Prima stazione
Salem Matti Kourk aveva 43 anni. Era cristiano, abitava a Bartalah, una cittadina situata nella piana di Ninive, in Iraq. Quando l’8 agosto del 2014 Bartalah è stata conquistata dai miliziani dello Stato Islamico, il Califfato di Abu Bakr al Baghdadi, la maggior parte dei cristiani aveva già lasciato la città, aggiungendosi alle centinaia di migliaia di profughi incalzati dall’avanzata delle milizie jihadiste. Salem è stato uno dei pochi a rimanere. Non era stato in grado di affrontare il viaggio con il resto della famiglia perché affetto da problemi cardiaci.
Da quel giorno è rimasto nascosto in casa. Ne è uscito il 1° settembre per la prima volta, spinto dalla fame, per procurarsi cibo e acqua, avendo finito tutte le scorte. Ma i jihadisti lo hanno fermato e arrestato a un posto di blocco nel centro della città, di fronte alla chiesa della Vergine Maria. I miliziani volevano che si convertisse all’islam, gli hanno ingiunto di abiurare il Cristianesimo. Salem ha rifiutato. Lo hanno torturato a morte, ma non ha ceduto. Hanno poi gettato il suo cadavere per strada dove è rimasto finché dei passanti l’hanno raccolto e sepolto.

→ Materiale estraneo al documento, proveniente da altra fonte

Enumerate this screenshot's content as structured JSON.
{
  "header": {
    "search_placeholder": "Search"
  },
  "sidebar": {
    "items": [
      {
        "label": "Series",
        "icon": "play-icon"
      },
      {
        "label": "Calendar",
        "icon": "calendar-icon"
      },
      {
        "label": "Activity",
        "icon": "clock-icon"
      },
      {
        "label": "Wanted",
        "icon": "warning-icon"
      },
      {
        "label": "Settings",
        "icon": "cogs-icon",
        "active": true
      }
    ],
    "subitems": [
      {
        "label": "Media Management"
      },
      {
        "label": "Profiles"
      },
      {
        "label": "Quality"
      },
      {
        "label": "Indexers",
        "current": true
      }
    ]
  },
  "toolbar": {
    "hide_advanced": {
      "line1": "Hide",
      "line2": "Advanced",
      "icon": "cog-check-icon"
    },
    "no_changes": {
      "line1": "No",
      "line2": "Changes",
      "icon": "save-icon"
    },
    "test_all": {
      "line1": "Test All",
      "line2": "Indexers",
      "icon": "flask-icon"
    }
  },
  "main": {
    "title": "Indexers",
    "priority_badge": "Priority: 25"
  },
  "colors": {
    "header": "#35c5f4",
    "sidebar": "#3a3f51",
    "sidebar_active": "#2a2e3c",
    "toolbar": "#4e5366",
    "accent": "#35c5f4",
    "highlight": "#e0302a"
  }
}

La situazione dei cristiani in Iraq è drammaticamente peggiorata nel 2014, con la nascita dello Stato Islamico che oggi controlla vaste estensioni del paese. Nel Califfato, dal giugno del 2014, è in vigore una rigorosa versione della legge coranica. I cristiani sono costretti a convertirsi oppure a pagare la dhimma, la tassa tradizionalmente imposta dai musulmani agli “infedeli”. Tutti i cristiani nello Stato Islamico sono in grave pericolo, ma quelli più minacciati sono i musulmani che hanno abiurato e si sono convertiti al Cristianesimo.